Ed Kilgore is fully justified in doing a dance on the grave of David Barton’s reputation. It turns out that Barton, famous as a “Christian historian” (where “Christian” means “fundamentalist”), is not much of a scholar: the title of his latest book, The Jefferson Lies, turns out to be self-referential, and “Christian” publisher Thomas Nelson has withdrawn the book. That leaves Mike Huckabee, Newt Gingrich, and Michelle Bachmann looking pretty silly, and I’m happy to join Kilgore in chortling about that.

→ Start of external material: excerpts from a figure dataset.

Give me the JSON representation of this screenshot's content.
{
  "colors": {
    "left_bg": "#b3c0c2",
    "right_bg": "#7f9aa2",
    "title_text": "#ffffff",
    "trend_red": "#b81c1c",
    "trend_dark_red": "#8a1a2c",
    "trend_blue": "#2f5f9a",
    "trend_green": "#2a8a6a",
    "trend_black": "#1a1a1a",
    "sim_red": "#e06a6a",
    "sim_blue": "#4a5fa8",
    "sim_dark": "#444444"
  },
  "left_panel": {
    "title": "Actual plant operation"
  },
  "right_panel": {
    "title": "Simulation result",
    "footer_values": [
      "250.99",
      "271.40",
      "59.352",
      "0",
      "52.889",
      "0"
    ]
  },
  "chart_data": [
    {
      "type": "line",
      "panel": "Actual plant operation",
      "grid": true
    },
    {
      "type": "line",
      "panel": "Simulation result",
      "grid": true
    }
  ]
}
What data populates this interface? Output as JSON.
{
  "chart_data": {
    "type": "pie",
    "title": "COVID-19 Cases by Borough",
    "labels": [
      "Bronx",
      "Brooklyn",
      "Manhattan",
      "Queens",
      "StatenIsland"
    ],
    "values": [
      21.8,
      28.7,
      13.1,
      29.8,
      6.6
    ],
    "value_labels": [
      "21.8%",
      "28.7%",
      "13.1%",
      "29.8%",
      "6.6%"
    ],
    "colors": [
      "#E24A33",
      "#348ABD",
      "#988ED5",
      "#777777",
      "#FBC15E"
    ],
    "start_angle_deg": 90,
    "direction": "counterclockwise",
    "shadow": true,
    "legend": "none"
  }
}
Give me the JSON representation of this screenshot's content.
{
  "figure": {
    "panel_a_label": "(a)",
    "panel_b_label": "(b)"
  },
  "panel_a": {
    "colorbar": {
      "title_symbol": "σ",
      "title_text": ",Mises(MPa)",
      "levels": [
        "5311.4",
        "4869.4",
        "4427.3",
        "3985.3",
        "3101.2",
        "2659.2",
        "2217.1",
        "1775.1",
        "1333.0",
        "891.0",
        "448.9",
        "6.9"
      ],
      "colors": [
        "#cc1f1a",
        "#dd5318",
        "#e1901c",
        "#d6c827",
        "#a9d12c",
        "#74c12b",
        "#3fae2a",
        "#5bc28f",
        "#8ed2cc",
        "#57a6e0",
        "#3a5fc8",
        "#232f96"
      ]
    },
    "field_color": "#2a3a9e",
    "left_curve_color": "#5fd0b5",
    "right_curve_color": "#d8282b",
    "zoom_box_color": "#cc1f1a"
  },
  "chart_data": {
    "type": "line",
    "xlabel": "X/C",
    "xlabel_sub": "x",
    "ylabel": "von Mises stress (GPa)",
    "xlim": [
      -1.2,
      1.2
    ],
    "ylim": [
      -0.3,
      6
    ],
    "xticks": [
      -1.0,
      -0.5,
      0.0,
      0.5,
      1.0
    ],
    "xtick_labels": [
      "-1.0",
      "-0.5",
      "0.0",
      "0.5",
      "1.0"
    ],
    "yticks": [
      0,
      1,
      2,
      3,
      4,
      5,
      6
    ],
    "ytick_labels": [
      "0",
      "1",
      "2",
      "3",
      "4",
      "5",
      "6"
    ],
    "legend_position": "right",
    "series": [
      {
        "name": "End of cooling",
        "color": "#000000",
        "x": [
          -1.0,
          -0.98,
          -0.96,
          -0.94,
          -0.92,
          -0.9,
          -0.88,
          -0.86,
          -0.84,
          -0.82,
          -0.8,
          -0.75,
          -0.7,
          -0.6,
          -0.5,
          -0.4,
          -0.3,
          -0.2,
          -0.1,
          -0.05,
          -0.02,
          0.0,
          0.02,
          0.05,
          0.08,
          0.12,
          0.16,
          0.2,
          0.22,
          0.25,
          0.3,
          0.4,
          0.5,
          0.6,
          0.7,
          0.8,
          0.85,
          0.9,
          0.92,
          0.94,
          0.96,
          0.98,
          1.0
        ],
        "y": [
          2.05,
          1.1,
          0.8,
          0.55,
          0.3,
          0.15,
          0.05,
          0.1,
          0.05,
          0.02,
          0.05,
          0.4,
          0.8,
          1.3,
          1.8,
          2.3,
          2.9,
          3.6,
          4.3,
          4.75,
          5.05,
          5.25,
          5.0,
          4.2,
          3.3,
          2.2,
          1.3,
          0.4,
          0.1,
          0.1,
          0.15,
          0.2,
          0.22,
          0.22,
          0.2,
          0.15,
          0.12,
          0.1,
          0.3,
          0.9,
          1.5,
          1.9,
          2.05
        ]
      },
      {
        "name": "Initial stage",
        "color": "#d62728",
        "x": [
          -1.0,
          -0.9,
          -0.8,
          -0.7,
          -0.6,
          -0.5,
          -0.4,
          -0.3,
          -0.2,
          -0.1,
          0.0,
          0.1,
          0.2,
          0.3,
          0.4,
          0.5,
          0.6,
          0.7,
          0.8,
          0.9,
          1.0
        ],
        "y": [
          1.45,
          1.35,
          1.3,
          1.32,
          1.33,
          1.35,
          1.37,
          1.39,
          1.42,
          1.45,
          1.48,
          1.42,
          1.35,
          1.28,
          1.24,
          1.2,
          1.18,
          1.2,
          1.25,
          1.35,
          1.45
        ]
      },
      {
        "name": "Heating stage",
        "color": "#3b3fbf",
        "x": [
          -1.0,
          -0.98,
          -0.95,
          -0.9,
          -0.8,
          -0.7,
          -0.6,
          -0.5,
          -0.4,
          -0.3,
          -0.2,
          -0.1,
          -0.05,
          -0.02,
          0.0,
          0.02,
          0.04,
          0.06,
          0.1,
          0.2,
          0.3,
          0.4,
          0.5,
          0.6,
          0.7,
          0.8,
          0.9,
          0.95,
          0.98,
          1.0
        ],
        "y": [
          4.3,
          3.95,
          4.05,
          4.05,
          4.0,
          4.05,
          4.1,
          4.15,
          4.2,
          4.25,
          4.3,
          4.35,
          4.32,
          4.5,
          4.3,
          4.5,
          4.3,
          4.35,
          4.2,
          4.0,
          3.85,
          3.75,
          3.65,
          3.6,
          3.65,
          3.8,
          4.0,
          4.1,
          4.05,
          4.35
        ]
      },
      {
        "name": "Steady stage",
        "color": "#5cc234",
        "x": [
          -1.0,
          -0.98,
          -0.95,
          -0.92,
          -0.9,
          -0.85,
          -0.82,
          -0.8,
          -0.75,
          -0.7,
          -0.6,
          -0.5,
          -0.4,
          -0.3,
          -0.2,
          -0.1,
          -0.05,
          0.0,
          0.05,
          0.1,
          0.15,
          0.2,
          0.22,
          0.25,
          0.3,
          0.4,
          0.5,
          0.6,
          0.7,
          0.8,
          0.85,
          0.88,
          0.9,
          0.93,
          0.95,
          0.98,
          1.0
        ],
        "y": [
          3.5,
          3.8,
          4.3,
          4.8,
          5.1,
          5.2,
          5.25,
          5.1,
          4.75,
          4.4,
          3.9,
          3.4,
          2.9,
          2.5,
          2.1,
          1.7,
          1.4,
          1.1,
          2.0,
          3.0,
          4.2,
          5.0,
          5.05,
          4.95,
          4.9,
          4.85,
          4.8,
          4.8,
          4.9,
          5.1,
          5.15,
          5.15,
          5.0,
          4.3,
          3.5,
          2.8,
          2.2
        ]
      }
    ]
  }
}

But it’s worth noting that the publisher was reacting in part to the fact that other “Christian” historians denounced Barton’s work, rather than rallying around their teammate. It’s hard to overstate how much that matters. It means that they and I are – across a wide gulf of disagreement – still engaged in the same basic enterprise, along with the classicists and the microbiologists and the social psychologists: trying to make sense of the world and trying to tell the truth about what we have found. In a world where “Christian” politicians have mostly forsaken the liberating power of the truth and embraced in practice the post-modern notion that – since everything is contestable – there is no actual bedrock of fact and logic on which we can all stand together – it’s good to know that some “Christian” academics are still scholars first.
Footnote I put “Christian” in scare quotes not to challenge the sincerity or the orthodoxy of anyone’s beliefs, but to reject the market-segmentation strategy that would deny the term “Christian” to most of the Christian legacy. According the the current spurious categories, “Christian” books don’t include the works of Augustine or Erasmus or Tillich, and neither Byrd nor Bach wrote “Christian” music.